I managed the product's installation phase, both locally and on the cloud.
The solution is deployed on the on-premises version.
The solution can be deployed in two to three hours.
Apache Spark has helped save 50 percent of the operational costs. Time was reduced with the use of the tool, but the computing part increased. Overall, I can see that the tool's use has led to a 50 percent reduction in costs.
I did not pay anything when using the tool on cloud services, but I had to pay on the compute side. The tool is not expensive compared with the benefits it offers. I rate the price as an eight out of ten.
Previously, I was more of a Python full-stack developer, and I was happy dealing with PySpark libraries, which gave me an edge in continuing the work with Apache.
Speaking about Apache Spark's use in our company's data processing workflows, I would say that when we deal with large datasets of data, if we don't use Spark, then when we try to use a data frame consisting of one year of data, it used to take me 45 minutes to an hour. Moreover, sometimes I used to get the memory out of space errors, but such issues were avoided the moment I started using Apache Spark, as I was able to get the whole processing done in less than five minutes, and there were no memory issues.
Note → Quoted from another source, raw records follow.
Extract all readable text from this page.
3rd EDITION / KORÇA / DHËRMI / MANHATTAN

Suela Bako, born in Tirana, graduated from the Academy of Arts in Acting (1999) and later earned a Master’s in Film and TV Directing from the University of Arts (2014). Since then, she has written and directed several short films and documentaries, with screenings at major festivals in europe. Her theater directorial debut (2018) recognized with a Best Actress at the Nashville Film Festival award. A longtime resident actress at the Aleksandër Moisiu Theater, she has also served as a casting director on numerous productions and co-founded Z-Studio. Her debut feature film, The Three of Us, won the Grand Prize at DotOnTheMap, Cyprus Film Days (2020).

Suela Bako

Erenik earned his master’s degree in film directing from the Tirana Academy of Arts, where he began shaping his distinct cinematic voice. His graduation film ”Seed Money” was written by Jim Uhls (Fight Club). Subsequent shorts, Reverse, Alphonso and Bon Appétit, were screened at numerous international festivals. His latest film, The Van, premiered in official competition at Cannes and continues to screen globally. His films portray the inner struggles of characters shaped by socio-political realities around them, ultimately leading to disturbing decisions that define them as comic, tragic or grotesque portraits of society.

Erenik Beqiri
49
For big data processing, the tool's parallel processing and time are areas that have been helpful. When I try to apply a function, I can directly data write one code. Basically, I used Apache Spark to forecast multiple units at the same time, and if not with Apache Spark, I would be doing that one by one, which is more of a serial processing process that used to take me around five hours. At the moment, we use Apache Spark in parallel processing, where computing happens parallelly, and all these computations are cut down by at least 90 percent. It helps me significantly to reduce the time needed for operations.
The tool's real-time processing is an area that I have not tried to use much. When it comes to real-time processing of my data, I use Kafka.
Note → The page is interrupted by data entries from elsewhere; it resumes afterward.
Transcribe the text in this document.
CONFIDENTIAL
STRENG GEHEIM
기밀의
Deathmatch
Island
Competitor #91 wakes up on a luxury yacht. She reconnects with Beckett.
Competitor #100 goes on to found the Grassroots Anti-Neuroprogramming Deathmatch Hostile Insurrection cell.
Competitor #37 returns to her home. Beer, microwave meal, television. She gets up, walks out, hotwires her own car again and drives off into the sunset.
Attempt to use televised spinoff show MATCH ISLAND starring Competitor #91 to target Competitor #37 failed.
I am handling data governance using Databricks Unity Catalog.
When I try to apply an ML model, I am unable to get that model done on a table partitioned by a particular column; it makes me get the job done in a reduced number of partitions. If I go with five partitions, I am able to get at least three to four times the benefits in a lesser amount of time.
Regular maintenance exists, but it is not like I have to sit week by week and upgrade a patch or something like that. The maintenance is done mostly in about six months to a year.
I take care of the tool's maintenance.
I recommend the tool to others.
I rate the tool an eight out of ten.